Языку Аретино доверять нельзя. Он говорит то как плебей, то как дворянин. Крутит, изворачивается, вставляет словечки, увиливает, показывает нос, щиплет тебя за задницу, рассказывая истории, напоминающие слухи, и ты не знаешь, это грубое оскорбление или вполне невинный язык. Его язык стал прототипом порнографического жаргона, образцом симбиоза посредственного реалистического повествования и благородного вкуса.
Тобиас потянулся, сидя на стуле, и почесал кончик носа. Он подумал о лежащей в кровати Луси, о ее сонном лице, вытянутой вдоль тела руке, приглашающем жесте лунатика. Прислушался, в обеих спальнях было тихо.
Профессор продолжал:
— Об Аретино сказано, будто он завершил итальянский Ренессанс. Сегодня это высказывание кажется, мягко говоря, странным, чтобы не сказать неразумным. Сегодня грубое или неприличное не могло бы ничего завершить, ибо грубым не считается ничто, кроме запрещенного. Это высказывание становится более понятным, если учесть тесную связь ранней порнографии с новой философией и политической сатирой. Строптивость Аретино была ясна как божий день…
«Якоп прав, — подумал Тобиас, — все образовательные программы до смерти нудные».
Профессор продолжал трендеть:
— То, что порнография была здоровенной пощечиной по морде церковной морали, явствует из категорического тона указа.
Тобиас посмотрел на рот профессора. Он двигал губами так, словно слова были из твердого материала и, прежде чем их выплюнуть, надо было придать им форму.
Тобиас уставился на мерцающий за окном уличный фонарь.

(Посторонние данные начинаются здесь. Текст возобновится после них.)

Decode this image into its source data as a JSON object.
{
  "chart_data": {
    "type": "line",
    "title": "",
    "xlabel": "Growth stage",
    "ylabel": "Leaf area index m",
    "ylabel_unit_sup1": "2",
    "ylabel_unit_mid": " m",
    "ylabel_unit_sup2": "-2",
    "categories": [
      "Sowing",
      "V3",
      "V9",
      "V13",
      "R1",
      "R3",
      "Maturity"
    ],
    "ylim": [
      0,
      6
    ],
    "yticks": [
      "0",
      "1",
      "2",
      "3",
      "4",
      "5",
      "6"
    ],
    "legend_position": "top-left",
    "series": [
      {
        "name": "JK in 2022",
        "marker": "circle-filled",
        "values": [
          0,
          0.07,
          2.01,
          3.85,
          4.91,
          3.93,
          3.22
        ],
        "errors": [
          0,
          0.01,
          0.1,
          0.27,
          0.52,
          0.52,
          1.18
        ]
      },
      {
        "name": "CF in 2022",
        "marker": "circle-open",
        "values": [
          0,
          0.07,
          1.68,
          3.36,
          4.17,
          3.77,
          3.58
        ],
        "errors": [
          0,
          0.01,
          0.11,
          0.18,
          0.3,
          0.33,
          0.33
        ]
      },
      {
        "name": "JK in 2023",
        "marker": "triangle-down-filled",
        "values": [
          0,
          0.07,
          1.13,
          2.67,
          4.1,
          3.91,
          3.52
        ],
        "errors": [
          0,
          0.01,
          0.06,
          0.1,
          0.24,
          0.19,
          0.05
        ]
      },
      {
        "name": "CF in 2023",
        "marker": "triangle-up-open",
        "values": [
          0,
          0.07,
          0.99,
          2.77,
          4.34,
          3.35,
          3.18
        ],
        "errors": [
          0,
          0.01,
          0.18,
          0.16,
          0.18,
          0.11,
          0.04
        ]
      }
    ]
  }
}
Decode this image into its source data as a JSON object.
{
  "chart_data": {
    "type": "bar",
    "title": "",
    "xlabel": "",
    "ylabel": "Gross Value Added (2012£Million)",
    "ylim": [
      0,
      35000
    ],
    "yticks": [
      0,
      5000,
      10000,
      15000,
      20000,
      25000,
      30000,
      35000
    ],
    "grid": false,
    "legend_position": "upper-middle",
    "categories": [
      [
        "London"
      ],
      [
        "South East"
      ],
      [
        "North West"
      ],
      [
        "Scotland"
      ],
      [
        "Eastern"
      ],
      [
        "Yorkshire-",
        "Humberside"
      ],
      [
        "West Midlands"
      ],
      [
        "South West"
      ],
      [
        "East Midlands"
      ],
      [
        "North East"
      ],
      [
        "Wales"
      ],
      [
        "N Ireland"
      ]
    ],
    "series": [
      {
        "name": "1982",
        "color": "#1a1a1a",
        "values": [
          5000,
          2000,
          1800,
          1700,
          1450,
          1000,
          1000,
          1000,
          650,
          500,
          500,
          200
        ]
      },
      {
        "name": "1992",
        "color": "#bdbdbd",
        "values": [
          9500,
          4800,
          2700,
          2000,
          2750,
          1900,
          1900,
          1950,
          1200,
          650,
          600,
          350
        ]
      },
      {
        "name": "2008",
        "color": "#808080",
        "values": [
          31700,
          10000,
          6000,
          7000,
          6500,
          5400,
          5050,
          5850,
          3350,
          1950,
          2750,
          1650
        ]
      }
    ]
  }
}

Полосы желтого света разрезали темноту на куски. Профессор откашлялся. Тобиас снова повернулся к экрану и зевнул.
— Аретино видит секс во всем. Он считает, что у культуры народная основа, и протестует против высокого искусства Ренессанса. Аретино полагает, что всем движет неприкрытое вожделение. Он — мастер грубого, плотского. В непристойной чувствительности его стихов элегантное сочетается с низменным.
Внезапно Тобиас задремал. Несколько секунд ему снилось землетрясение, будто земля на улице разверзлась и из ее недр струится мягкий свет. Он вздрогнул и проснулся. Профессор продолжал болтать еще азартнее:
— В восемнадцатом веке порнография впервые становится непосредственно связанной с политической и социальной сатирой. В ту пору материалистическая философия была для власти предержащей головной болью. Рыцари пера пишут об атомах и правах личности, словно Церковь и королевский дом уже разлетелись на куски. Каково было высоким парикам читать, что Иисус, Моисей и Магомет — три обманщика, а Бог и Природа — одно и то же! О, Иеремия! Порнография объединяется со скептическими философами, такими как Гоббс[21] и Ламетри[22], и нет ничего удивительного, что можно обнаружить нечто картезианское[23] в следующем наблюдении из «Размышлений»:
Тобиас потер глаза, он решил не засыпать и попытаться понять, что говорит профессор.
— Порнографы кричат, что закон чувства заменит законы общества. На страницах книг священники и учителя, король и королева бегают со спущенными штанами и задранными юбками, с вздыбленными членами и мокрыми вагинами. Они тоже подчиняются природе вожделения! Ничто человеческое им не чуждо! У порнографа и философа-материалиста одинаковый взгляд на человека. Материалистическое описание тела, в котором нет души, — это теория философии порнографа. У персонажей порнографии нет души. Они отрицают ее. По их мнению, душа — это мерзкая выдумка. Они признают только вожделение. Для них существует лишь одно табу — любовь. Сентиментальность, кокетство чувств для порнографа — неиссякаемый источник отвращения.
Тобиас переключил канал. Он смотрит телешоу. Он думает о другом: о Катрине Лю, психологе из Сандму. О том, как она протягивает к нему руки, привлекает его к себе, обнимает. Ему приходит в голову, что это была их последняя встреча. Ведь с тех пор он ее больше не видел. Его пальцы хватают пульт, словно этим движением он хочет отогнать мысль о Катрине, о ее голых руках. Профессор наклонился ближе к камере, и его лицо стало странной, удлиненной формы.